The drink burnt part of a control panel in the cockpit, making it difficult for the crew to communicate, an accident report said. Picture: PxHere

London - A spilt cup of coffee melted a plane cockpit’s instruments and forced a flight to turn back halfway across the Atlantic Ocean.

With 337 people on board, the Mexico-bound flight made an emergency landing in Ireland, having taken off in Germany.

The drink burnt part of a control panel in the cockpit, making it difficult for the crew to communicate, an accident report said.

Smoke and the smell of electrical burning then filled the cabin of the Condor airline flight from Frankfurt to Cancun.

That left the flight crew forced to breathe through oxygen masks as the plane was diverted to Shannon airport.

The Air Accidents Investigation Branch said the "serious incident" in February caused the "immediate malfunction" of an audio control panel. It became so hot that one of the buttons on the panel started melting. A second control panel failed minutes later.

Several hours into the flight, the pilot was served a cup of coffee without a lid which he placed on his tray table. The unnamed 49-year-old knocked the cup over while he was carrying out navigational checks.

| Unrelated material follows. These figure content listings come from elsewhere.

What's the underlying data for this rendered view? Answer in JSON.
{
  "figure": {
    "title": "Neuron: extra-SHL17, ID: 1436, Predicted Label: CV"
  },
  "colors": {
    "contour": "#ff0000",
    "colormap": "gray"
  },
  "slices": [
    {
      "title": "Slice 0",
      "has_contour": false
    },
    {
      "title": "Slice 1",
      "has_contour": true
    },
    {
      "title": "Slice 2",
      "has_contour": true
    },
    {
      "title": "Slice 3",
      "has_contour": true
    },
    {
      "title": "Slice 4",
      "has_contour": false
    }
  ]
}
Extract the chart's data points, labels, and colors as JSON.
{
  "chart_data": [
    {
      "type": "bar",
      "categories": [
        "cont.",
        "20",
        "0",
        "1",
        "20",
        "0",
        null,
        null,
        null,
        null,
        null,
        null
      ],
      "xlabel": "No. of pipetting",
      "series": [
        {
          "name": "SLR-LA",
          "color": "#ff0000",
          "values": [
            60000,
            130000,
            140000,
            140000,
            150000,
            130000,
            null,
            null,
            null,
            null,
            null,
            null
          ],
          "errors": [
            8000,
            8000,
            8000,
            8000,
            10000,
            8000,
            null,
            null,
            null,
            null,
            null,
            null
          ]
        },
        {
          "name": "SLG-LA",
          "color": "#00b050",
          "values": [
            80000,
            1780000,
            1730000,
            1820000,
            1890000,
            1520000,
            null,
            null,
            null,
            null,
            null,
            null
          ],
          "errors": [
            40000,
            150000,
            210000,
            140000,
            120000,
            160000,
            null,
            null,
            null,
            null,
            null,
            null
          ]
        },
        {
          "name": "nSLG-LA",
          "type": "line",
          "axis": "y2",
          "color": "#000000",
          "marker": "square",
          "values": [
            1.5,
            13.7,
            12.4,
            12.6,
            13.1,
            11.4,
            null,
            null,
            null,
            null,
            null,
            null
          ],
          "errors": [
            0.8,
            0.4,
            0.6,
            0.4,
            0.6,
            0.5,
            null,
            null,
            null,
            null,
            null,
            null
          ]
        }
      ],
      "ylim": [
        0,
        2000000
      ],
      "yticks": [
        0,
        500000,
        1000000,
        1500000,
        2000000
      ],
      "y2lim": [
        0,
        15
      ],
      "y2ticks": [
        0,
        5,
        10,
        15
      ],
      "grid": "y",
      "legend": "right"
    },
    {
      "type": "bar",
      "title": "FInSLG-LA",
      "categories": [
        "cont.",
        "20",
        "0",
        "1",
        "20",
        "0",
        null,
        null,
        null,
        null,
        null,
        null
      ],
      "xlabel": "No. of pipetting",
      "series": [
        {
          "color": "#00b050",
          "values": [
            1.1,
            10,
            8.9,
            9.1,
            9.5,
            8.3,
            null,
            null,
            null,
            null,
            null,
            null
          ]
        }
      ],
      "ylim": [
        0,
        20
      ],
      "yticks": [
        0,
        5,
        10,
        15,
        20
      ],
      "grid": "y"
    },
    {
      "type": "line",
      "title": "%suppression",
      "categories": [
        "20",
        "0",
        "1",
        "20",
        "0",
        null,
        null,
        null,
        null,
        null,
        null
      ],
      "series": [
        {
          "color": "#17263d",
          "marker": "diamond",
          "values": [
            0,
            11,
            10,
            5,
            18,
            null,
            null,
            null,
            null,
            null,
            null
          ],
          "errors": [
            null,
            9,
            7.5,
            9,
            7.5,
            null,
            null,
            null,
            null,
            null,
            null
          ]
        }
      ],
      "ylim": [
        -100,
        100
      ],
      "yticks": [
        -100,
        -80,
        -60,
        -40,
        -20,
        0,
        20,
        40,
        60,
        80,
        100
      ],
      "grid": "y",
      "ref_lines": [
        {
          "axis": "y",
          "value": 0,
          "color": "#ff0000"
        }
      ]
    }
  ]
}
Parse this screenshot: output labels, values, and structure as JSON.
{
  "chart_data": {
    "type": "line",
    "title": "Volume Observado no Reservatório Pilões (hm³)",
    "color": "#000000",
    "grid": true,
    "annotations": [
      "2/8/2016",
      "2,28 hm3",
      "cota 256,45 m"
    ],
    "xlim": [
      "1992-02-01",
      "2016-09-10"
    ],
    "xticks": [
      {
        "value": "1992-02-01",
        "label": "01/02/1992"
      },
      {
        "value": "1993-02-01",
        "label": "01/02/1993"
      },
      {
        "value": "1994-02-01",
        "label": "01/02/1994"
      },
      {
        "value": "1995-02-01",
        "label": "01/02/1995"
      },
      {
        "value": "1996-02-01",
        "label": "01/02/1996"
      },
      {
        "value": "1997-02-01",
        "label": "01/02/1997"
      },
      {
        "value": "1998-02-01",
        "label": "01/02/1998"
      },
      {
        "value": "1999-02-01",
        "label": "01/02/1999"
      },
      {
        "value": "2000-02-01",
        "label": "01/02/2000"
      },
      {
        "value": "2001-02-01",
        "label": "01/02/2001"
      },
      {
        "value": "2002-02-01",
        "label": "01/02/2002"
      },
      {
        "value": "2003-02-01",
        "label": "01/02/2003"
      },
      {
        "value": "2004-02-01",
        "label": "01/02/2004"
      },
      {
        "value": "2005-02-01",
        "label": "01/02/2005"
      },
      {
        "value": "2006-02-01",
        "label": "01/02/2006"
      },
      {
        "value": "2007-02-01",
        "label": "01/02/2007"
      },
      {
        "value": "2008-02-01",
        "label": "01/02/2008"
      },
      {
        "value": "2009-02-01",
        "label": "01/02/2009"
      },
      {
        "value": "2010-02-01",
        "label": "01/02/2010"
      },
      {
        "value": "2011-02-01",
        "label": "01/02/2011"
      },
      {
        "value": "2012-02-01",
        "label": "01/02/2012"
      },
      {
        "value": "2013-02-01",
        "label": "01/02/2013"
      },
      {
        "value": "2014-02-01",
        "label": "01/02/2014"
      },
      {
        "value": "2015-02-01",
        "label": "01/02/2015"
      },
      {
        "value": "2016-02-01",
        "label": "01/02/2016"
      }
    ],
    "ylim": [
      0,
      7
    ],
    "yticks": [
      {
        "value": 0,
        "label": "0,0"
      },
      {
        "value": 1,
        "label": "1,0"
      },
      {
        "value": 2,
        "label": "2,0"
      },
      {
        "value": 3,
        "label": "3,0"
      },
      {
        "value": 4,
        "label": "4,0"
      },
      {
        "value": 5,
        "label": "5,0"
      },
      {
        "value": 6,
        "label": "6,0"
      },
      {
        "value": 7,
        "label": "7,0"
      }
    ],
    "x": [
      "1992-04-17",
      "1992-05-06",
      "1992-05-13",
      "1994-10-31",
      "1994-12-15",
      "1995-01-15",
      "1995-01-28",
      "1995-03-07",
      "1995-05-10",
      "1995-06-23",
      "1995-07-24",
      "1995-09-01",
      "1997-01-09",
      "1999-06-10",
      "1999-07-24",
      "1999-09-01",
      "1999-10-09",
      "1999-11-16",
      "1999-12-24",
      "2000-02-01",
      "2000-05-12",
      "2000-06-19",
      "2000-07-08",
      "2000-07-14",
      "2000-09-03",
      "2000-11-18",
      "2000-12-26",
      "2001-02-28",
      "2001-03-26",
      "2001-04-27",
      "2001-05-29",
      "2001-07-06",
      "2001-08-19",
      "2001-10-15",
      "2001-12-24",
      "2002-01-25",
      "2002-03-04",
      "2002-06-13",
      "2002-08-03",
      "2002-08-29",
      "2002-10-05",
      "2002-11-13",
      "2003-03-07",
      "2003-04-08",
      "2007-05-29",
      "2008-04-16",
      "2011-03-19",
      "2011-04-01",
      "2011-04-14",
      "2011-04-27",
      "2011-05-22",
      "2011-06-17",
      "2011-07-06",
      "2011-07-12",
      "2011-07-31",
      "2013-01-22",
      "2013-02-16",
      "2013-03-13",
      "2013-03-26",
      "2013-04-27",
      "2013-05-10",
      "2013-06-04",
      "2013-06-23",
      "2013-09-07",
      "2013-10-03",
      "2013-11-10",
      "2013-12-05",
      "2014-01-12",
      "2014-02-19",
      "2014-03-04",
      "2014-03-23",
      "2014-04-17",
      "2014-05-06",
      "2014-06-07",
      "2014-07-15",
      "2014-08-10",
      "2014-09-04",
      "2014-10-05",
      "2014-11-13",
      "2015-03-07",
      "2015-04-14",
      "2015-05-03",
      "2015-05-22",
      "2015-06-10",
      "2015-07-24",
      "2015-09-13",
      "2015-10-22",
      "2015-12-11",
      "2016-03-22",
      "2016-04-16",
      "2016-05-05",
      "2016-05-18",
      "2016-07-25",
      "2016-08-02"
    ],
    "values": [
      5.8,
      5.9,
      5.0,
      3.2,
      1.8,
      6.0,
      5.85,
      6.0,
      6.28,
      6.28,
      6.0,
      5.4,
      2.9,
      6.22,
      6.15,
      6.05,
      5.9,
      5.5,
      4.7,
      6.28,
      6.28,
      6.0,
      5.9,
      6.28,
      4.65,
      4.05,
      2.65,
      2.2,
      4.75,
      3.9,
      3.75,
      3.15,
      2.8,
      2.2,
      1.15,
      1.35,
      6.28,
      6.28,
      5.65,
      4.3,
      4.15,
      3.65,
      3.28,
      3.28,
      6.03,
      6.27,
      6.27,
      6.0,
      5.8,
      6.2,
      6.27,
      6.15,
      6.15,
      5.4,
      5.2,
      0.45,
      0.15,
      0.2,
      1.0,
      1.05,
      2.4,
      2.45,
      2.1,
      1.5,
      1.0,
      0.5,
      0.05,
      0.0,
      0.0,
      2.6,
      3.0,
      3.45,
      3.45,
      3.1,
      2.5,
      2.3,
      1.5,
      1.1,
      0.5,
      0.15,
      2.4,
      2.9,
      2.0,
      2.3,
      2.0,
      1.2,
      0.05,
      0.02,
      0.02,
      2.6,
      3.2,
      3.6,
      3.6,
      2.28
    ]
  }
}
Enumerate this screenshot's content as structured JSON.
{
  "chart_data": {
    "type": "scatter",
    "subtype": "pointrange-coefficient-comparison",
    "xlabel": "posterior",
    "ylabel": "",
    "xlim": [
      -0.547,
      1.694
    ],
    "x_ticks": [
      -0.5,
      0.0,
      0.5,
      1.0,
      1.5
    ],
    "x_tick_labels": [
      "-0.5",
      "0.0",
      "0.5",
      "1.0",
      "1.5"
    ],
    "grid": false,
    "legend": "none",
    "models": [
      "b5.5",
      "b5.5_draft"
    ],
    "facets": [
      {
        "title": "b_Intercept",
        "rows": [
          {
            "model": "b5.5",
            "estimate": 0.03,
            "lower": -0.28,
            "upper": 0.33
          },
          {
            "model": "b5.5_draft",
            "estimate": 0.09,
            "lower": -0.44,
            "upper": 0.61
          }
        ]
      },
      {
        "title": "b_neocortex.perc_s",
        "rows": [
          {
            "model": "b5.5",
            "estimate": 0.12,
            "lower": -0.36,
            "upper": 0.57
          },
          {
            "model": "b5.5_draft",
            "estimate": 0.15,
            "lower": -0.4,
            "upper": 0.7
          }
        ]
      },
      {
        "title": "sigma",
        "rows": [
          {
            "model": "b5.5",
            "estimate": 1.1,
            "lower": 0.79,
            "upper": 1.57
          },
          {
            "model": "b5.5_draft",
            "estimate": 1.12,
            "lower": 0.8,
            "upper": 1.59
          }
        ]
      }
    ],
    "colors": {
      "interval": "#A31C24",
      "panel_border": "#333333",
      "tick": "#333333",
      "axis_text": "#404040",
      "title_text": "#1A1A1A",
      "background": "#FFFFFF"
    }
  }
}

Most of the drink fell into his lap, but some fell on to the controls. The coffee was quickly mopped up but the spillage made it difficult to contact flight controllers and make announcements on board.

"The unit became very hot and failed and [another unit] became hot enough to start melting one of its buttons, and failed," the report said. "A small amount of smoke was observed coming from the [first unit]." The fumes did not cause any injuries to the crew or passengers on board.

The cups used by Condor were too small to get in and out of cup holders easily, so pilots often left them on tables in front of them.

The airline has now ensured that cup lids are provided, the report concluded, saying that "appropriately sized cups" should be used.

Condor apologised for the diversion, adding that it had reviewed the procedures of liquids in the cockpit and reminded its crew of "careful handling".